For an IOR account based on spatial inhibitory tags, the tendency should be to saccade away from not only the immediately previous (one-back) location, but also the location before it (two back), given that IOR has been measured for locations extending back four fixations previous to the current one (Dodd, Van der Stigchel, & Hollingworth, 2009). Our results clearly show the existence of a bias away from the two-back as well as the one-back locations, consistent with IOR. However, forward saccades are an indirect measure of the effect of IOR, on the basis of the idea that the forward direction opposite the previously fixated location would carry the least inhibition. The more difficult, but perhaps most important, question will be whether IOR effectively biases saccades away from previously fixated locations—that is, whether previously fixated locations are visited less often than would be expected on the basis of chance.
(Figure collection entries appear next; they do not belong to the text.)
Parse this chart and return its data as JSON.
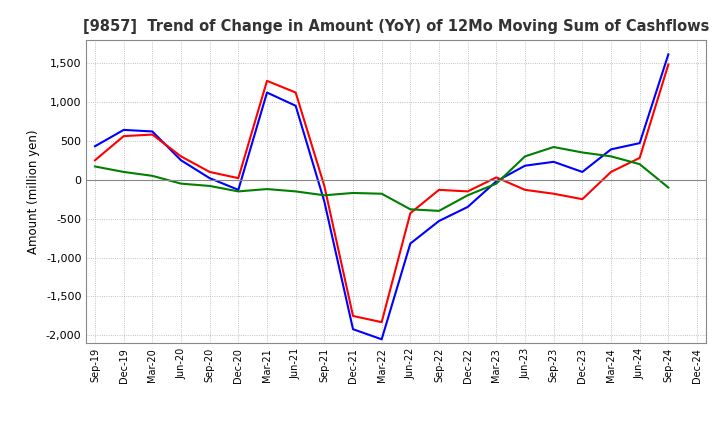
{
  "title": "[9857]  Trend of Change in Amount (YoY) of 12Mo Moving Sum of Cashflows",
  "ylabel": "Amount (million yen)",
  "ylim": [
    -2100,
    1800
  ],
  "yticks": [
    -2000,
    -1500,
    -1000,
    -500,
    0,
    500,
    1000,
    1500
  ],
  "x_labels": [
    "Sep-19",
    "Dec-19",
    "Mar-20",
    "Jun-20",
    "Sep-20",
    "Dec-20",
    "Mar-21",
    "Jun-21",
    "Sep-21",
    "Dec-21",
    "Mar-22",
    "Jun-22",
    "Sep-22",
    "Dec-22",
    "Mar-23",
    "Jun-23",
    "Sep-23",
    "Dec-23",
    "Mar-24",
    "Jun-24",
    "Sep-24",
    "Dec-24"
  ],
  "operating": [
    250,
    560,
    580,
    300,
    100,
    20,
    1270,
    1120,
    -80,
    -1750,
    -1830,
    -430,
    -130,
    -150,
    30,
    -130,
    -180,
    -250,
    100,
    280,
    1480,
    null
  ],
  "investing": [
    170,
    100,
    50,
    -50,
    -80,
    -150,
    -120,
    -150,
    -200,
    -170,
    -180,
    -380,
    -400,
    -200,
    -50,
    300,
    420,
    350,
    300,
    200,
    -100,
    null
  ],
  "free": [
    430,
    640,
    620,
    250,
    20,
    -130,
    1120,
    950,
    -280,
    -1920,
    -2050,
    -820,
    -530,
    -350,
    -20,
    180,
    230,
    100,
    390,
    470,
    1610,
    null
  ],
  "colors": {
    "operating": "#ff0000",
    "investing": "#008000",
    "free": "#0000ff"
  },
  "background": "#ffffff",
  "grid_color": "#b0b0b0"
}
Bays and Husain (2012) have completed just such an analysis, and showed a clear bias away from a previously fixated location, as compared to the predictions of a memoryless model.

Finally, we looked at the expected effects of both IOR and SM on fixation durations during search. Previous results (Smith & Henderson, 2009) had shown both a slowing of fixation durations for those saccades that repeat one-back locations and an overall speed advantage for saccades continuing in a repeat direction. Although we did find the slowed duration of saccades returning, we found no speed advantage for forward saccades, even in the one-back analysis, in which we would expect to find the greatest influence from SM. The key difference between our study and previous ones is that we explored saccadic patterns without a secondary probe detection task. If the secondary probe task is indeed the reason for the contradictory results, we are inclined to favor ours as being the more valid approximation of natural search behavior. It is reasonable to suspect that fixation durations would be affected by the expectation of the sudden onset of a task-relevant probe. Indeed, the probe onsets are usually yoked to fixation behavior in learnable ways, and observers may be inclined to learn these contingencies and change their behavior to try and anticipate or accommodate them. Another possibly important factor is search time, which was much longer here than in previous studies. This could also contribute to differences in fixation durations, although one could argue that by looking over a longer timeframe, we have extended the conclusions that can be drawn on the basis of our data, as opposed to limiting them by repeatedly calling off the search earlier than an observer naturally would.

We observed midlevel effects, in the form of IOR, supporting its putative role as a foraging facilitator in visual search. Although we did not see evidence for SM in these data, we cannot rule out the existence of mechanisms that could drive search forward, in addition to biasing it away from returns. Questions remain, however, about how low-level and oculomotor mechanisms interact with scene salience, experiment instructions, and observer strategy during search. For instance, free search and reading produce very different strategies and saccadic tendencies, yet both produce reliable IOR (Rayner, Juhasz, Ashby, & Clifton, 2003), and yet IOR is not always found when observers are asked to memorize a scene (Dodd et al., 2009). This suggests that much is still left to learn about the roles of context and task in IOR.